Teamzorg en Het Maanderzand zullen, als de in het ongelijk gestelde partijen, worden veroordeeld in de kosten van dit geding, op de wijze zoals hierna vermeld (gezien de specificering/wijziging van de vorderingen ter zitting zoals onder 3.2 vermeld, waartegen geen bezwaar is gemaakt).
Onder de proceskosten vallen ook de nakosten. De nakosten worden begroot op het bedrag genoemd in het liquidatietarief civiel (per 1 februari 2023: € 173,--). In geval van betekening worden een extra bedrag aan salaris (per 1 februari 2023: € 90,--) en de explootkosten van betekening toegekend.

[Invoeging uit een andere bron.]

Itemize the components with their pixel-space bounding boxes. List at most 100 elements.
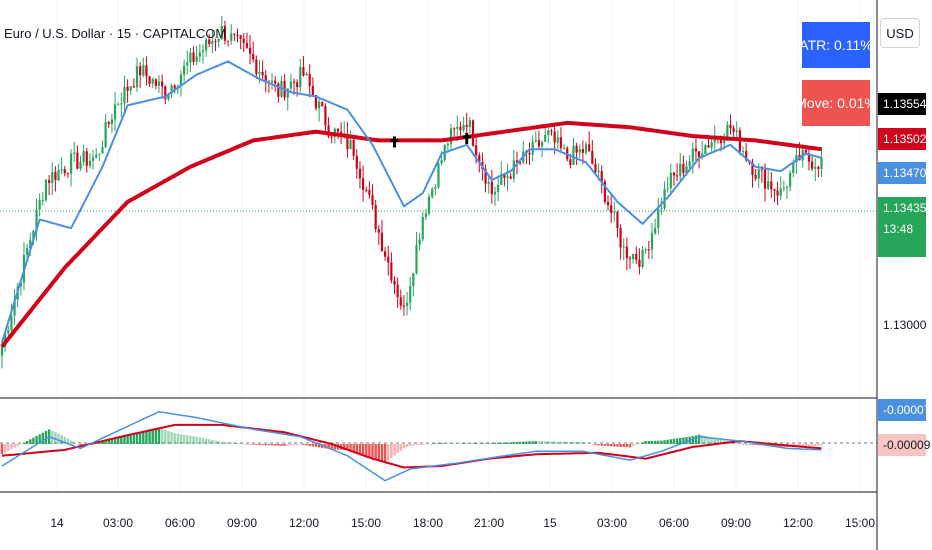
histogram-bar xyxy=(553,441,556,444)
candle-body xyxy=(547,130,550,135)
candle-body xyxy=(719,139,723,144)
histogram-bar xyxy=(804,444,808,447)
histogram-bar xyxy=(182,434,186,444)
histogram-bar xyxy=(16,444,19,446)
candle-body xyxy=(754,174,757,179)
candle-body xyxy=(91,157,95,161)
histogram-bar xyxy=(415,444,418,446)
histogram-bar xyxy=(528,441,531,444)
histogram-bar xyxy=(578,442,581,444)
candle-body xyxy=(139,66,142,76)
histogram-bar xyxy=(443,443,446,444)
currency-button[interactable]: USD xyxy=(880,18,920,48)
histogram-bar xyxy=(619,444,622,447)
histogram-bar xyxy=(446,443,450,444)
histogram-bar xyxy=(409,444,412,446)
candle-body xyxy=(453,128,456,130)
histogram-bar xyxy=(292,444,296,446)
candle-body xyxy=(792,162,795,174)
histogram-bar xyxy=(424,444,428,445)
histogram-bar xyxy=(738,444,742,445)
candle-body xyxy=(437,163,440,188)
histogram-bar xyxy=(657,440,660,444)
chart-background xyxy=(0,0,877,550)
candle-body xyxy=(104,122,107,147)
candle-body xyxy=(628,258,632,260)
candle-body xyxy=(220,25,223,39)
candle-body xyxy=(148,76,151,84)
histogram-bar xyxy=(189,435,192,444)
histogram-bar xyxy=(377,444,380,461)
histogram-bar xyxy=(32,437,35,444)
candle-body xyxy=(41,200,44,202)
candle-body xyxy=(588,144,591,151)
candle-body xyxy=(550,130,553,132)
histogram-bar xyxy=(478,443,481,445)
cross-marker-v xyxy=(465,132,469,144)
candle-body xyxy=(723,140,726,144)
candle-body xyxy=(183,65,186,75)
time-label: 15 xyxy=(543,516,557,530)
candle-body xyxy=(223,25,227,41)
time-label: 15:00 xyxy=(844,516,876,530)
candle-body xyxy=(236,34,239,36)
histogram-bar xyxy=(289,444,293,446)
candle-body xyxy=(79,161,82,169)
candle-body xyxy=(811,161,814,169)
histogram-bar xyxy=(311,444,315,447)
candle-body xyxy=(274,80,277,84)
histogram-bar xyxy=(76,444,79,445)
candle-body xyxy=(314,94,318,109)
histogram-bar xyxy=(79,444,82,447)
histogram-bar xyxy=(547,441,550,444)
candle-body xyxy=(142,65,145,76)
candle-body xyxy=(365,189,368,191)
candle-body xyxy=(625,246,628,259)
candle-body xyxy=(751,162,754,175)
histogram-bar xyxy=(192,436,195,444)
candle-body xyxy=(584,144,588,153)
candle-body xyxy=(497,185,500,192)
macd-label-signal: -0.00009 xyxy=(878,434,930,456)
histogram-bar xyxy=(123,435,126,444)
candle-body xyxy=(164,86,167,100)
candle-body xyxy=(390,262,393,281)
histogram-bar xyxy=(641,442,644,444)
price-axis-tick: 1.13000 xyxy=(883,318,927,332)
histogram-bar xyxy=(697,434,701,444)
histogram-bar xyxy=(556,441,559,444)
histogram-bar xyxy=(358,444,362,454)
candle-body xyxy=(51,172,54,183)
histogram-bar xyxy=(346,444,349,451)
candle-body xyxy=(503,174,506,178)
histogram-bar xyxy=(374,444,377,459)
cross-marker-v xyxy=(393,136,396,148)
candle-body xyxy=(619,228,622,248)
histogram-bar xyxy=(572,441,575,444)
histogram-bar xyxy=(343,444,346,450)
candle-body xyxy=(396,284,399,298)
candle-body xyxy=(650,233,654,250)
candle-body xyxy=(305,73,308,76)
histogram-bar xyxy=(430,443,434,445)
candle-body xyxy=(270,80,274,83)
candle-body xyxy=(782,187,785,189)
histogram-bar xyxy=(164,429,167,444)
histogram-bar xyxy=(522,441,525,444)
histogram-bar xyxy=(317,444,321,448)
histogram-bar xyxy=(242,443,245,445)
candle-body xyxy=(358,168,362,179)
histogram-bar xyxy=(60,435,63,444)
candle-body xyxy=(374,204,377,230)
histogram-bar xyxy=(258,444,261,445)
histogram-bar xyxy=(239,443,242,445)
candle-body xyxy=(252,53,255,60)
candle-body xyxy=(170,85,173,94)
histogram-bar xyxy=(151,428,154,444)
histogram-bar xyxy=(308,444,311,446)
histogram-bar xyxy=(669,439,673,444)
histogram-bar xyxy=(255,444,258,445)
candle-body xyxy=(299,67,302,88)
candle-body xyxy=(468,120,471,127)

De proceskosten en de nakosten die zijn begroot op € 173,-- dienen te worden betaald binnen veertien dagen nadat dit vonnis is uitgesproken. De nakosten die zijn begroot op € 90,-- en de explootkosten dienen te worden betaald binnen veertien dagen na de betekening van dit vonnis. Bij gebreke van tijdige betaling zijn Teamzorg en Het Maanderzand de wettelijke rente over de proceskosten en de nakosten verschuldigd.

5.De beslissing

De voorzieningenrechter:
5.1.
wijst het gevorderde af;
5.2.
veroordeelt Teamzorg om binnen veertien dagen nadat dit vonnis is uitgesproken de kosten van dit geding aan VGZ te betalen en veroordeelt Het Maanderzand om binnen veertien dagen nadat dit vonnis is uitgesproken de kosten van dit geding aan Menzis te betalen, tot dusverre aan de zijde van die beide partijen begroot op € 1.783,--, waarvan € 1.107,-- aan salaris advocaat en € 676,-- aan griffierecht, te vermeerderen met nakosten zoals vermeld in 4.22, en bepaalt dat Teamzorg en Het Maanderzand bij gebreke van tijdige betaling de wettelijke rente over de proceskosten en de nakosten verschuldigd zijn, op de wijze zoals onder 4.22 vermeld;
5.3.
verklaart deze kostenveroordeling uitvoerbaar bij voorraad.
Dit vonnis is gewezen door mr. T.F. Hesselink en in het openbaar uitgesproken op 26 januari 2024.